Although the recession did negatively impact the healthcare real estate sector, more fundamental issues within the healthcare industry will drive greater changes in the future. “The nature of healthcare reimbursements is evolving,” Willig says. “The focus is turning to patient outcomes and wellness rather than rewarding volumes of procedures. This is causing a re-alignment in the industry. Healthcare systems will lead the change as they reposition over the next decade, but in the near term the whole industry is under assault from the recession and uncertainty about reform and how it will affect reimbursements. The challenge today — for real estate owners, developers, and healthcare companies — is to choose real estate opportunities carefully and to mitigate risk.”

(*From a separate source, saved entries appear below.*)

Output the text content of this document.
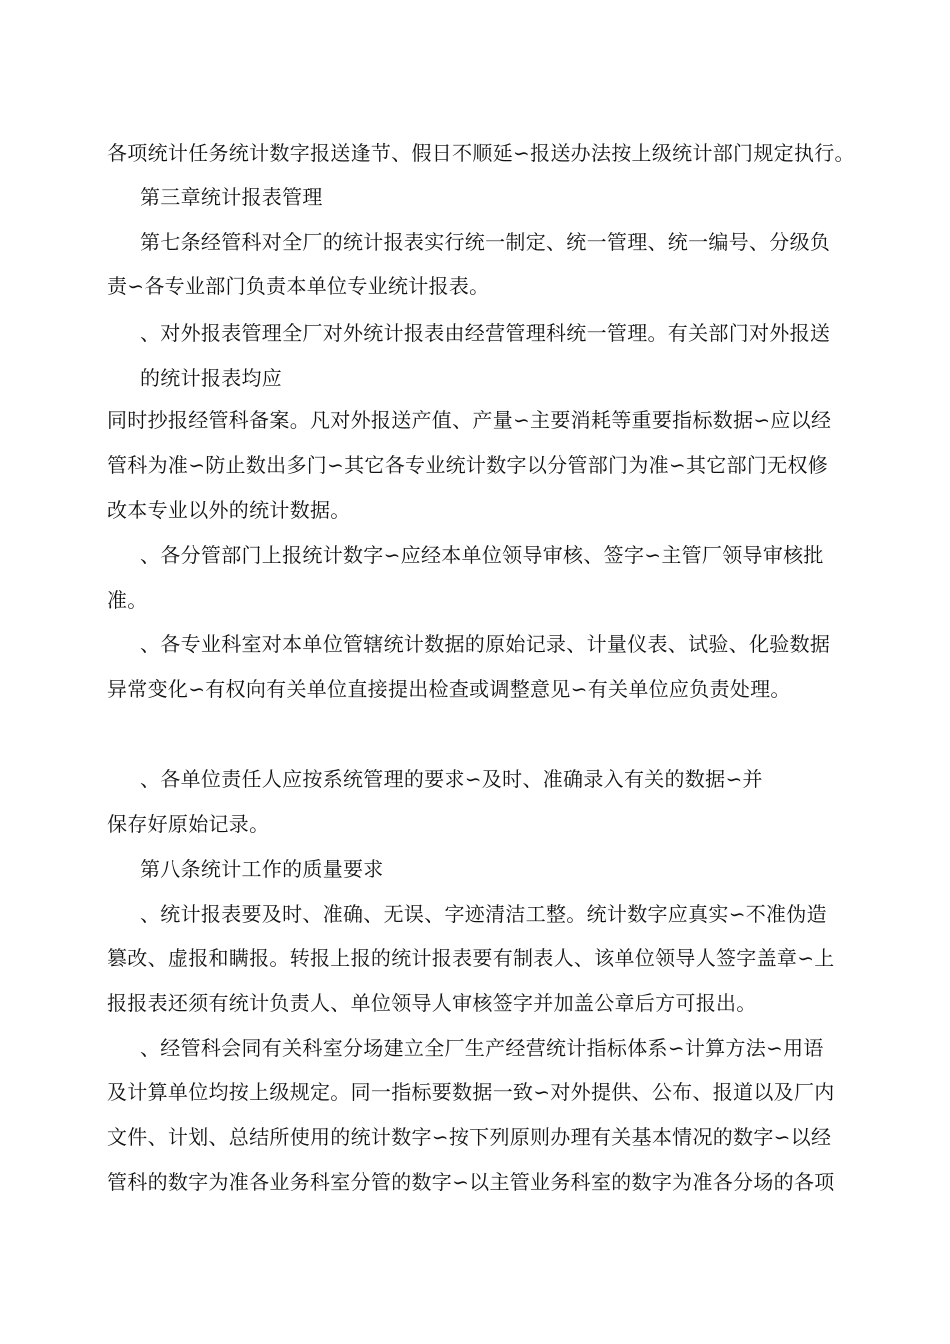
各项统计任务统计数字报送逢节、假日不顺延∽报送办法按上级统计部门规定执行。
第三章统计报表管理
第七条经管科对全厂的统计报表实行统一制定、统一管理、统一编号、分级负
责∽各专业部门负责本单位专业统计报表。
、对外报表管理全厂对外统计报表由经营管理科统一管理。有关部门对外报送
的统计报表均应
同时抄报经管科备案。凡对外报送产值、产量∽主要消耗等重要指标数据∽应以经
管科为准∽防止数出多门∽其它各专业统计数字以分管部门为准∽其它部门无权修
改本专业以外的统计数据。
、各分管部门上报统计数字∽应经本单位领导审核、签字∽主管厂领导审核批
准。
、各专业科室对本单位管辖统计数据的原始记录、计量仪表、试验、化验数据
异常变化∽有权向有关单位直接提出检查或调整意见∽有关单位应负责处理。
、各单位责任人应按系统管理的要求∽及时、准确录入有关的数据∽并
保存好原始记录。
第八条统计工作的质量要求
、统计报表要及时、准确、无误、字迹清洁工整。统计数字应真实∽不准伪造
篡改、虚报和瞒报。转报上报的统计报表要有制表人、该单位领导人签字盖章∽上
报报表还须有统计负责人、单位领导人审核签字并加盖公章后方可报出。
、经管科会同有关科室分场建立全厂生产经营统计指标体系∽计算方法∽用语
及计算单位均按上级规定。同一指标要数据一致∽对外提供、公布、报道以及厂内
文件、计划、总结所使用的统计数字∽按下列原则办理有关基本情况的数字∽以经
管科的数字为准各业务科室分管的数字∽以主管业务科室的数字为准各分场的各项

As with all property types today, investment requires substantial equity and satisfaction of strict underwriting criteria, Willig says. “Most distressed medical properties for sale are coming to market through lenders and special servicers. They require all cash and must close immediately. For example, we just purchased the 62,000-square-foot Winn Medical Center next to DeKalb Medical hospital in Decatur, Georgia. We closed on the $3.67 million transaction in 3 days,” he notes.
In the Southeast, vacancy dropped 40 basis points in 2011 to end the year at about 9.9 percent, whereas the national vacancy dropped 30 basis points to 11.3 percent, Pontius reports. Although he notes that leasing activity is picking up, he says, “It is still not robust because there continues to be a lot of caution on the provider side.”
The healthcare sector will continue to fare well despite the uncertainty. “Healthcare is an evolution, not a revolution. Even though there will be changes and cutbacks, there will be a huge influx of new patients, which means the outlook is extremely positive,” says Perman.
“Healthcare is a trillion dollar business,” he adds. There is money to be saved by carefully examining space needs in a changing industry.
However, questions about healthcare reform will continue to inhibit activity in the sector in the near term, says Pontius. “Who will have insurance? What will reimbursements be? There will be downward pressure on reimbursements for a while. Physicians find it a challenge to make decisions when they cannot accurately predict pending changes to the rules of the game.”